The town is situated in a hilly area about 10 km inland from the fishing port of Douarnenez. Quimper is about 15 km to the south east and the N165 Brest to Nantes trunk road lies between Plogonnec and Quimper. The lowest part of the commune is the River Névet, the town is at an altitude of 130 m and the commune rises in the north to an altitude of 286 m on the slopes of the Montagne de Locronan. Panoramic views to the coast are available from the Montagne du Prieuré. The total area of the commune is around 3,200 ha.
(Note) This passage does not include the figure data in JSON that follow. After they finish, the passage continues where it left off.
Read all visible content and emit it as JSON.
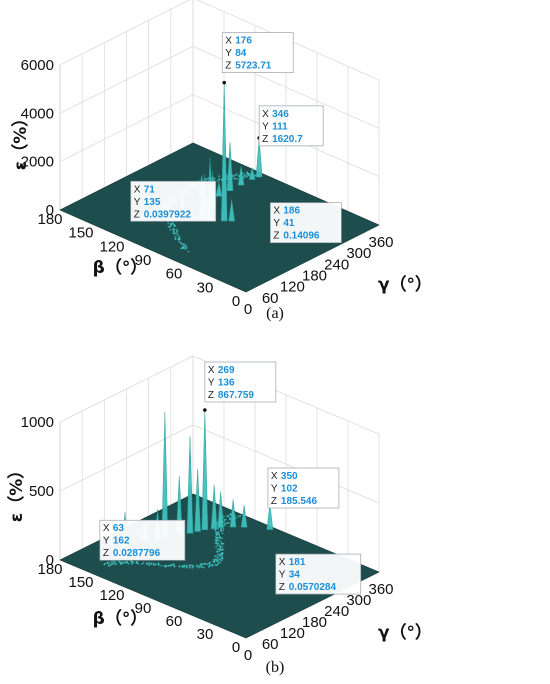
{
  "chart_data": [
    {
      "type": "surface",
      "caption": "(a)",
      "xlabel": "γ（°）",
      "ylabel": "β（°）",
      "zlabel": "ε（%）",
      "xlim": [
        0,
        360
      ],
      "ylim": [
        0,
        180
      ],
      "zlim": [
        0,
        6000
      ],
      "xticks": [
        0,
        60,
        120,
        180,
        240,
        300,
        360
      ],
      "yticks": [
        0,
        30,
        60,
        90,
        120,
        150,
        180
      ],
      "zticks": [
        0,
        2000,
        4000,
        6000
      ],
      "grid": true,
      "surface_color": "#1e4d4d",
      "peak_color": "#3fc0bd",
      "datatips": [
        {
          "name": "peak-top",
          "x": 176,
          "y": 84,
          "z": 5723.71,
          "xl": "X",
          "yl": "Y",
          "zl": "Z",
          "xv": "176",
          "yv": "84",
          "zv": "5723.71"
        },
        {
          "name": "peak-right",
          "x": 346,
          "y": 111,
          "z": 1620.7,
          "xl": "X",
          "yl": "Y",
          "zl": "Z",
          "xv": "346",
          "yv": "111",
          "zv": "1620.7"
        },
        {
          "name": "low-left",
          "x": 71,
          "y": 135,
          "z": 0.0397922,
          "xl": "X",
          "yl": "Y",
          "zl": "Z",
          "xv": "71",
          "yv": "135",
          "zv": "0.0397922"
        },
        {
          "name": "low-front",
          "x": 186,
          "y": 41,
          "z": 0.14096,
          "xl": "X",
          "yl": "Y",
          "zl": "Z",
          "xv": "186",
          "yv": "41",
          "zv": "0.14096"
        }
      ],
      "spikes": [
        [
          176,
          84,
          5723.71
        ],
        [
          150,
          96,
          1900
        ],
        [
          160,
          92,
          2600
        ],
        [
          168,
          100,
          1700
        ],
        [
          130,
          108,
          1300
        ],
        [
          200,
          104,
          1500
        ],
        [
          215,
          120,
          900
        ],
        [
          270,
          112,
          2000
        ],
        [
          300,
          112,
          800
        ],
        [
          346,
          111,
          1620.7
        ],
        [
          330,
          112,
          500
        ],
        [
          110,
          120,
          500
        ],
        [
          240,
          112,
          600
        ],
        [
          185,
          80,
          900
        ]
      ]
    },
    {
      "type": "surface",
      "caption": "(b)",
      "xlabel": "γ（°）",
      "ylabel": "β（°）",
      "zlabel": "ε（%）",
      "xlim": [
        0,
        360
      ],
      "ylim": [
        0,
        180
      ],
      "zlim": [
        0,
        1000
      ],
      "xticks": [
        0,
        60,
        120,
        180,
        240,
        300,
        360
      ],
      "yticks": [
        0,
        30,
        60,
        90,
        120,
        150,
        180
      ],
      "zticks": [
        0,
        500,
        1000
      ],
      "grid": true,
      "surface_color": "#1e4d4d",
      "peak_color": "#3fc0bd",
      "datatips": [
        {
          "name": "peak-top",
          "x": 269,
          "y": 136,
          "z": 867.759,
          "xl": "X",
          "yl": "Y",
          "zl": "Z",
          "xv": "269",
          "yv": "136",
          "zv": "867.759"
        },
        {
          "name": "peak-right",
          "x": 350,
          "y": 102,
          "z": 185.546,
          "xl": "X",
          "yl": "Y",
          "zl": "Z",
          "xv": "350",
          "yv": "102",
          "zv": "185.546"
        },
        {
          "name": "low-left",
          "x": 63,
          "y": 162,
          "z": 0.0287796,
          "xl": "X",
          "yl": "Y",
          "zl": "Z",
          "xv": "63",
          "yv": "162",
          "zv": "0.0287796"
        },
        {
          "name": "low-front",
          "x": 181,
          "y": 34,
          "z": 0.0570284,
          "xl": "X",
          "yl": "Y",
          "zl": "Z",
          "xv": "181",
          "yv": "34",
          "zv": "0.0570284"
        }
      ],
      "spikes": [
        [
          269,
          136,
          867.759
        ],
        [
          200,
          150,
          900
        ],
        [
          240,
          140,
          700
        ],
        [
          225,
          145,
          420
        ],
        [
          255,
          138,
          450
        ],
        [
          283,
          132,
          320
        ],
        [
          295,
          130,
          260
        ],
        [
          312,
          124,
          200
        ],
        [
          325,
          118,
          160
        ],
        [
          350,
          102,
          185.546
        ],
        [
          120,
          160,
          250
        ],
        [
          95,
          165,
          120
        ],
        [
          160,
          155,
          150
        ],
        [
          180,
          150,
          220
        ]
      ]
    }
  ]
}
Much of the land is agricultural but there are several protected areas of woodland. To the west is the extensive Bois du Nevet which offers opportunities for hiking.

==History==
The Seigneures of Névet headed a clan and were one of the oldest and most influential families in the Cornouaille. Their lands included both the west and east parts of the commune but the central part was under the control of the Princes of the House of Rohan under the direct authority of the Bishops of Cornouaille. At the end of the sixteenth century, the French Wars of Religion devastated the parish which was also affected by the Revolt of the Bonnets Rouges in 1675.

==Notable buildings==
Besides the Church of Saint-Thurien de Plogonnec there are a number of chapels dating from the 16th and 17th centuries. Particularly notable is the Chapel of Saint Théleau the evangelist which is known for its intricate sculptures and is classed as an ancient monument. There are also secular historic buildings in the town including mansions, wash houses, mills and farmhouses. Facilities include primary schools, kindergartens, shops, bars and restaurants.

==Twinning==
Plogonnec is twinned with Llandysul in West Wales, a small town in a similar rural area. The purpose of the twinning is to promote cultural and commercial ties between the two. Members of the communities have exchanged hospitality and have united for various events in both Brittany and Wales.

==Population==
The population of Plogonnec has varied over the last two centuries between around 2000 inhabitants to its present level of just over 3000, with the highest level of 3365 in 1911. Inhabitants of Plogonnec are called in French Plogonnecois(es) or Plogonistes.